**Shinyoung Securities to Compensate 59% of Damages**
The Financial Supervisory Service’s Financial Dispute Mediation Committee (FDMC) has decided, through a second dispute resolution, that damages of up to 80% should be compensated for issues related to the Discovery Fund, which caused a halt in redemptions amounting to several trillion won. For Shinyoung Securities, a distributor of the Discovery Fund, it was decided that they should compensate 59% of the damages.
On the 22nd, the FDMC made this decision regarding the incomplete sales damage compensation case of Industrial Bank of Korea (IBK), the largest distributor of the Discovery Fund, and announced it on the 23rd.
Back in May 2021, the responsibility for damage compensation was already acknowledged in the Discovery Fund case, and a second dispute resolution was conducted in 2023 after additional illegal activities were discovered during further inspection of Discovery Asset Management. New findings, such as additional deficiencies in the fund’s underlying assets, which were not considered in the first settlement in 2021, led to the adjustment of the common risk-weighted ratio for IBK from the initial 20% to the maximum 30%.

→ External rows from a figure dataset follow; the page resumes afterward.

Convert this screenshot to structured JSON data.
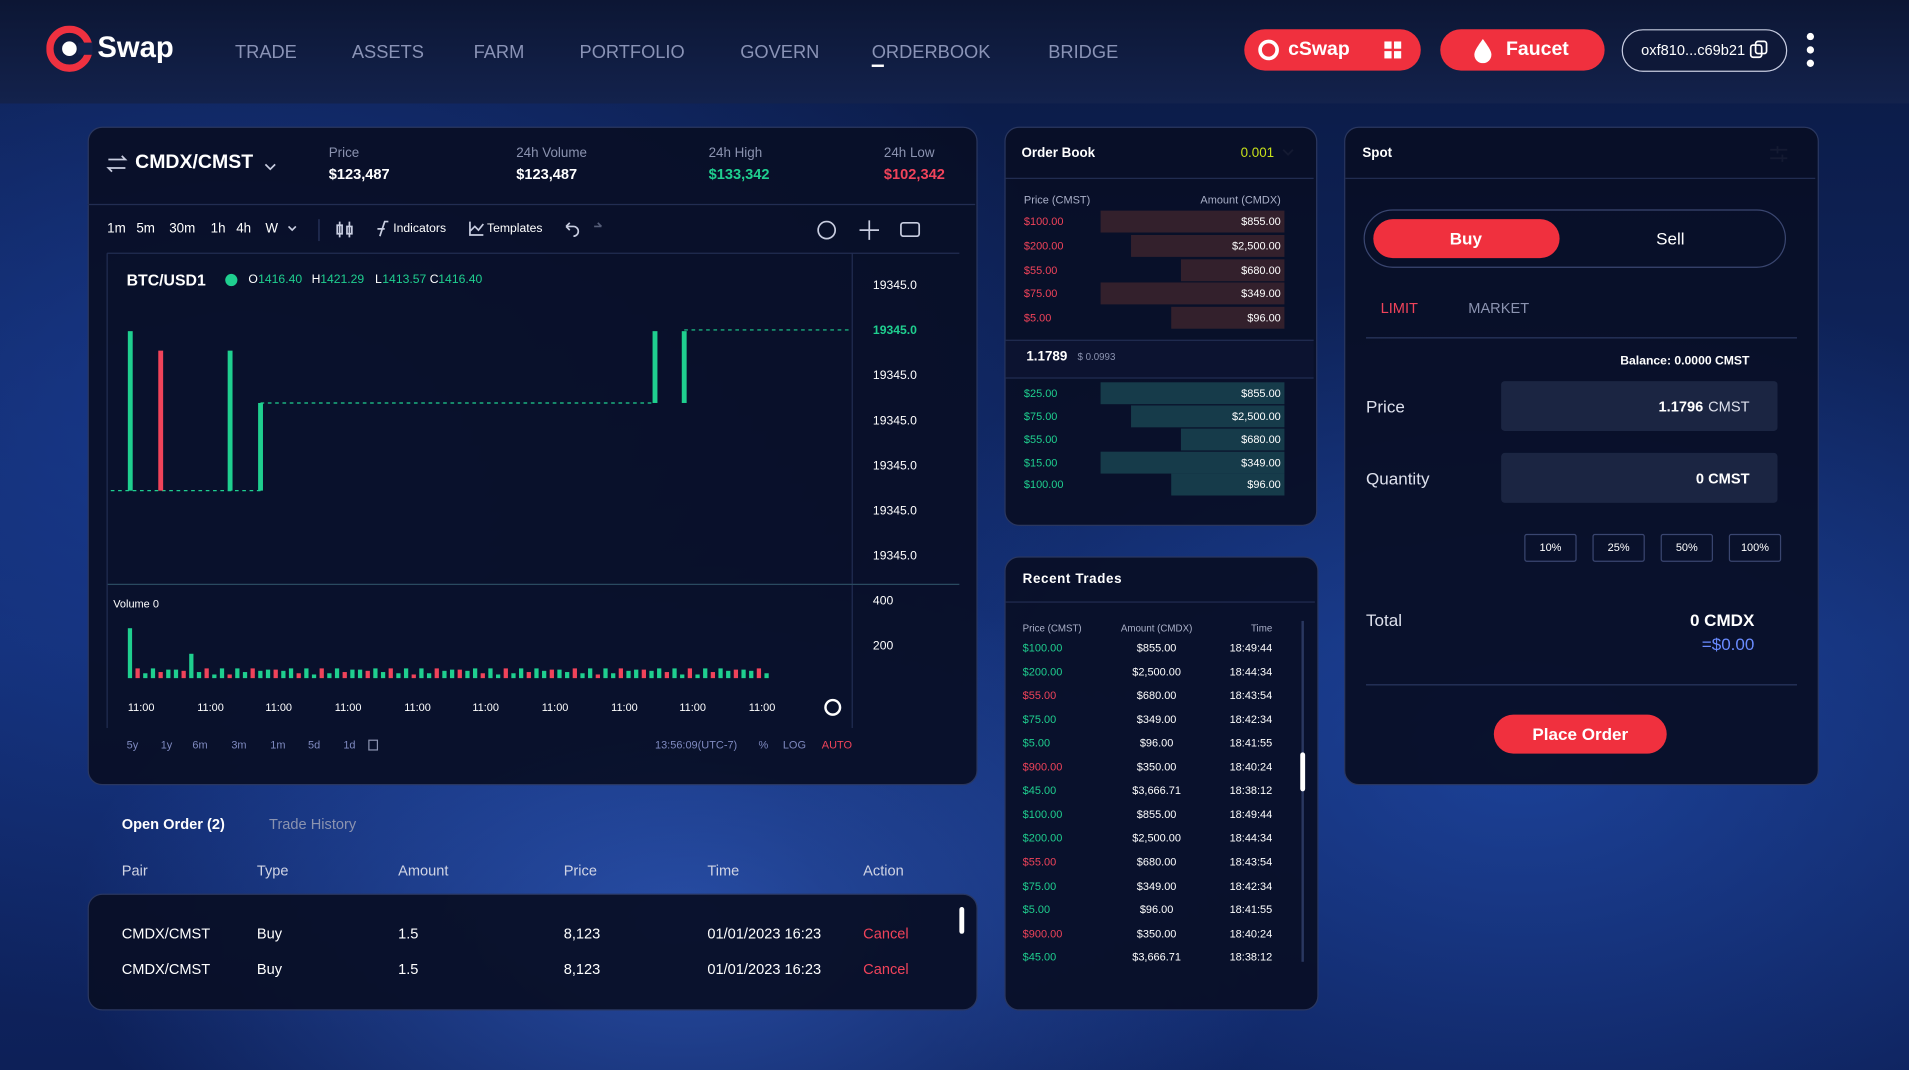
{
  "nav": {
    "logo": "Swap",
    "links": [
      "TRADE",
      "ASSETS",
      "FARM",
      "PORTFOLIO",
      "GOVERN",
      "ORDERBOOK",
      "BRIDGE"
    ],
    "cswap": "cSwap",
    "faucet": "Faucet",
    "wallet": "oxf810...c69b21"
  },
  "market": {
    "pair": "CMDX/CMST",
    "stats": [
      {
        "label": "Price",
        "value": "$123,487"
      },
      {
        "label": "24h Volume",
        "value": "$123,487"
      },
      {
        "label": "24h High",
        "value": "$133,342"
      },
      {
        "label": "24h Low",
        "value": "$102,342"
      }
    ]
  },
  "toolbar": {
    "intervals": [
      "1m",
      "5m",
      "30m",
      "1h",
      "4h",
      "W"
    ],
    "indicators": "Indicators",
    "templates": "Templates"
  },
  "chart": {
    "symbol": "BTC/USD1",
    "ohlc": [
      {
        "k": "O",
        "v": "1416.40"
      },
      {
        "k": "H",
        "v": "1421.29"
      },
      {
        "k": "L",
        "v": "1413.57"
      },
      {
        "k": "C",
        "v": "1416.40"
      }
    ],
    "price_labels": [
      "19345.0",
      "19345.0",
      "19345.0",
      "19345.0",
      "19345.0",
      "19345.0",
      "19345.0"
    ],
    "volume_label": "Volume 0",
    "volume_ticks": [
      "400",
      "200"
    ],
    "times": [
      "11:00",
      "11:00",
      "11:00",
      "11:00",
      "11:00",
      "11:00",
      "11:00",
      "11:00",
      "11:00",
      "11:00"
    ],
    "ranges": [
      "5y",
      "1y",
      "6m",
      "3m",
      "1m",
      "5d",
      "1d"
    ],
    "clock": "13:56:09(UTC-7)",
    "options": [
      "%",
      "LOG",
      "AUTO"
    ]
  },
  "orders": {
    "tabs": [
      "Open Order (2)",
      "Trade History"
    ],
    "columns": [
      "Pair",
      "Type",
      "Amount",
      "Price",
      "Time",
      "Action"
    ],
    "rows": [
      [
        "CMDX/CMST",
        "Buy",
        "1.5",
        "8,123",
        "01/01/2023 16:23",
        "Cancel"
      ],
      [
        "CMDX/CMST",
        "Buy",
        "1.5",
        "8,123",
        "01/01/2023 16:23",
        "Cancel"
      ]
    ]
  },
  "orderbook": {
    "title": "Order Book",
    "precision": "0.001",
    "columns": [
      "Price (CMST)",
      "Amount (CMDX)"
    ],
    "asks": [
      [
        "$100.00",
        "$855.00"
      ],
      [
        "$200.00",
        "$2,500.00"
      ],
      [
        "$55.00",
        "$680.00"
      ],
      [
        "$75.00",
        "$349.00"
      ],
      [
        "$5.00",
        "$96.00"
      ]
    ],
    "spread": "1.1789",
    "spread_usd": "$ 0.0993",
    "bids": [
      [
        "$25.00",
        "$855.00"
      ],
      [
        "$75.00",
        "$2,500.00"
      ],
      [
        "$55.00",
        "$680.00"
      ],
      [
        "$15.00",
        "$349.00"
      ],
      [
        "$100.00",
        "$96.00"
      ]
    ]
  },
  "trades": {
    "title": "Recent Trades",
    "columns": [
      "Price (CMST)",
      "Amount (CMDX)",
      "Time"
    ],
    "rows": [
      {
        "price": "$100.00",
        "amount": "$855.00",
        "time": "18:49:44",
        "side": "buy"
      },
      {
        "price": "$200.00",
        "amount": "$2,500.00",
        "time": "18:44:34",
        "side": "buy"
      },
      {
        "price": "$55.00",
        "amount": "$680.00",
        "time": "18:43:54",
        "side": "sell"
      },
      {
        "price": "$75.00",
        "amount": "$349.00",
        "time": "18:42:34",
        "side": "buy"
      },
      {
        "price": "$5.00",
        "amount": "$96.00",
        "time": "18:41:55",
        "side": "buy"
      },
      {
        "price": "$900.00",
        "amount": "$350.00",
        "time": "18:40:24",
        "side": "sell"
      },
      {
        "price": "$45.00",
        "amount": "$3,666.71",
        "time": "18:38:12",
        "side": "buy"
      },
      {
        "price": "$100.00",
        "amount": "$855.00",
        "time": "18:49:44",
        "side": "buy"
      },
      {
        "price": "$200.00",
        "amount": "$2,500.00",
        "time": "18:44:34",
        "side": "buy"
      },
      {
        "price": "$55.00",
        "amount": "$680.00",
        "time": "18:43:54",
        "side": "sell"
      },
      {
        "price": "$75.00",
        "amount": "$349.00",
        "time": "18:42:34",
        "side": "buy"
      },
      {
        "price": "$5.00",
        "amount": "$96.00",
        "time": "18:41:55",
        "side": "buy"
      },
      {
        "price": "$900.00",
        "amount": "$350.00",
        "time": "18:40:24",
        "side": "sell"
      },
      {
        "price": "$45.00",
        "amount": "$3,666.71",
        "time": "18:38:12",
        "side": "buy"
      }
    ]
  },
  "spot": {
    "title": "Spot",
    "sides": [
      "Buy",
      "Sell"
    ],
    "order_types": [
      "LIMIT",
      "MARKET"
    ],
    "balance": "Balance: 0.0000 CMST",
    "price_label": "Price",
    "price_value": "1.1796",
    "price_unit": "CMST",
    "quantity_label": "Quantity",
    "quantity_value": "0 CMST",
    "percents": [
      "10%",
      "25%",
      "50%",
      "100%"
    ],
    "total_label": "Total",
    "total_value": "0 CMDX",
    "total_usd": "=$0.00",
    "submit": "Place Order"
  }
}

For Shinyoung Securities, taking into account the relatively smaller scale of damage, the common risk-weighted ratio was set at 25%, leading to the decision to compensate 59% of the damages.
The Discovery Fund, managed by the brother of former Blue House policy chief Jang Ha-sung, Jang Ha-won, was sold through three banks and nine securities firms, including IBK and Hana Bank, from 2017. Investors were misled into believing it was a stable, high-return investment, but it invested in the distressed U.S. peer-to-peer (P2P) loan receivables and led to a redemption halt involving 250 billion won in 2019.
In the first settling, the FSC acknowledged responsibility for damage compensation due to breach of suitability and explanation duties and inadequate internal controls, setting the representative compensation ratio at 64%.
However, with the FSS’s announcement in 2023 that new illegal activities were uncovered in re-examinations of Lime, Optimus, and Discovery funds, the settlement faced a new phase. The FSS considered imposing greater liability on the sellers if deficiencies in the Discovery Fund’s underlying assets were confirmed through cooperation with the U.S. Securities and Exchange Commission (SEC) and U.S. fund administrators.
Notably, in this process, the FSC contemplated not just incomplete sales compensation but also applying “contract cancellation,” which allows for returning the entire investment principal if critical contract information was not disclosed, potentially reversing the agreements. This has previously been applied to only three funds: Lime Trade Finance (sold after November 2018), Optimus, and Heritage funds.
However, as the SEC and others replied that they could not provide information due to lack of records and security concerns, and Discovery Asset Management’s former CEO, Jang Ha-won, was acquitted by the Supreme Court in January regarding fraud charges, it seems the conclusion was drawn towards damage compensation.
The FSC stated, “Based on the settlement discussion, due to a lack of objective evidence to ascertain asset impairment at the time of sale, contract cancellation was not recognized.”
The FSS anticipates that this FDMC decision will help conclude the compensation process for affected investors with 209 accounts of IBK and 35 accounts of Shinyoung Securities, whose fund redemptions were delayed.